Yesterday, we started exploring the idea of graphing linear inequalities. We’ve been graphing linear equations for a month now, so it was time to branch out a bit.
I created a dry erase template for my 11 x 17 dry erase pockets to help students understand what it means for a point to be part of the “solution.” I wrote more about this dry erase template for graphing inequalities in this blog post.
Today, I want to focus, instead, on the graphic organizer I created to walk my students through how to graph a linear inequality AFTER we understand what it means for a point to be part of the solution of an inequality.
This is a slightly different approach than I took last year, and I want to take this chance to reflect on the WHY behind my changes.
Here are photos of last year’s notes.
I didn’t take a picture of this page today, but I re-used this page with slight modifications.
On Step 1, I pre-typed my reminder to flip the inequality symbol if you divide by a negative.
The biggest change was on Step 4. I opted to move away from teaching students that we shade above the graph for greater than and below the graph for less than. I started using this method several years ago because I found that my students were making mistakes when evaluating test points. This year, I decided to really emphasize evaluating expressions at the beginning of the year. So far, I’m SUPER-pleased with how it has been going. I don’t think I will ever go back to just teaching the short-cut method for shading.
One reason for moving away for the short-cut method is that it ONLY works when the inequality is in slope-intercept form. Every single year, I have students who look at the inequality symbol in the original inequality (usually standard form) and use that to determine their shading instead of the symbol in the slope-intercept form version.
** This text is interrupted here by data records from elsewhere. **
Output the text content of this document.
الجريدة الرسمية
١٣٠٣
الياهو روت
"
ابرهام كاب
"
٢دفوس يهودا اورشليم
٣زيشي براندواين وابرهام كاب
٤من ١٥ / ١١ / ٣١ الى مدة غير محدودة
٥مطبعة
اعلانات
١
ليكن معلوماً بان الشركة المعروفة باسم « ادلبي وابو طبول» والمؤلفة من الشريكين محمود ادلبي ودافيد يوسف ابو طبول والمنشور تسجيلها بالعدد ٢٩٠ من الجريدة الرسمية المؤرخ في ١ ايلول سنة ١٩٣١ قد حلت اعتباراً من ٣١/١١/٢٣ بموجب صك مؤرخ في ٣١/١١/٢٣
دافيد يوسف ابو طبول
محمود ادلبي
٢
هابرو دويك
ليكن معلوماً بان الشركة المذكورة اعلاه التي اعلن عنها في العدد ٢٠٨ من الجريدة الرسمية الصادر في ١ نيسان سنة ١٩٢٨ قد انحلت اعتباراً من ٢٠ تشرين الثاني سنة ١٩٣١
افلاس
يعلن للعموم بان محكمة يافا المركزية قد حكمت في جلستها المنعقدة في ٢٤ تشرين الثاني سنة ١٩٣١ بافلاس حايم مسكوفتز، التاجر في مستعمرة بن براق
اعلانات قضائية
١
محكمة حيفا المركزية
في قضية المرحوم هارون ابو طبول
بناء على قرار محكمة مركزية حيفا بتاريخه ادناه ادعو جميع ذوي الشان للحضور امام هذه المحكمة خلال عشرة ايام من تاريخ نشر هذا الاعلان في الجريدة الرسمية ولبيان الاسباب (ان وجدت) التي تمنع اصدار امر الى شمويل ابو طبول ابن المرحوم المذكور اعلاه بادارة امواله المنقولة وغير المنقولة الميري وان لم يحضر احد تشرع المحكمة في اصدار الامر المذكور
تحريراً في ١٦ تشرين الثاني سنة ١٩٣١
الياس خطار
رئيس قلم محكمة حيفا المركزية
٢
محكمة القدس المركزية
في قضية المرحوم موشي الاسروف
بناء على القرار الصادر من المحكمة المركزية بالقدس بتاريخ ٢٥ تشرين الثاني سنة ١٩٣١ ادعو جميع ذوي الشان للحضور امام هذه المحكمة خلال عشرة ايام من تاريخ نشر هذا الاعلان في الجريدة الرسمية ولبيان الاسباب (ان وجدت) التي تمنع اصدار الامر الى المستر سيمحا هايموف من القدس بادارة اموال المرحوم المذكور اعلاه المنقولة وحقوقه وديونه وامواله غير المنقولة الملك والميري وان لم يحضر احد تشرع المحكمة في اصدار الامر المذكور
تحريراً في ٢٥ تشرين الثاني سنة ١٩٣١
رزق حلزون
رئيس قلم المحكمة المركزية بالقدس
Also, I am starting to recognize that my decision a few years ago to stop teaching graphing equations/inequalities by intercepts is no longer necessary. I stopped using this method because I wanted my students to really have a chance to master translating between the different forms of linear equations/inequalities. For the past two years, I’ve been making my students practice translating between different forms a LOT more than I used to, so I’m beginning to realize that there’s no reason to avoid teaching graphing by intercepts anymore.
Guys, this teaching thing is tough. As teachers, we want to do what is best for our students. But, it is so hard to know what that is. It is easy to fall into the trap of doing something because that’s how you did it last year without thinking if that is still the best, most appropriate method. I’m finding more and more that I often shift the way I teach one topic without realizing the ten other topics that this influences also need to be shifted slightly as a result.
Enough pondering the reality of being a teacher. Let’s get back to last year’s approach.
After filling out the graphic organizer, we moved immediately to practice. I achieved this by having students complete 12 practice problems that could be found in 2 “poof books.”
Here’s an example of an inside page:
When I looked back at these practice books last night while planning today’s practice, I kinda cringed. There wasn’t anything necessarily wrong about my approach. It just wasn’t as thorough as it come be. If I wanted my students to test points to determine their shading, where would there be the space to do that?
This led to my new graphic organizer:
Instead of breaking down the steps only ONCE on a graphic organizer, I decided to give my students the structure of the graphic organizer for EVERY SINGLE PRACTICE PROBLEM. This means my students have less practice problems to reference in their notebooks, but I think they are actually better references.
My students have really taken to the idea of testing points. They’ve also realized that (0, 0) is the best point ever to test!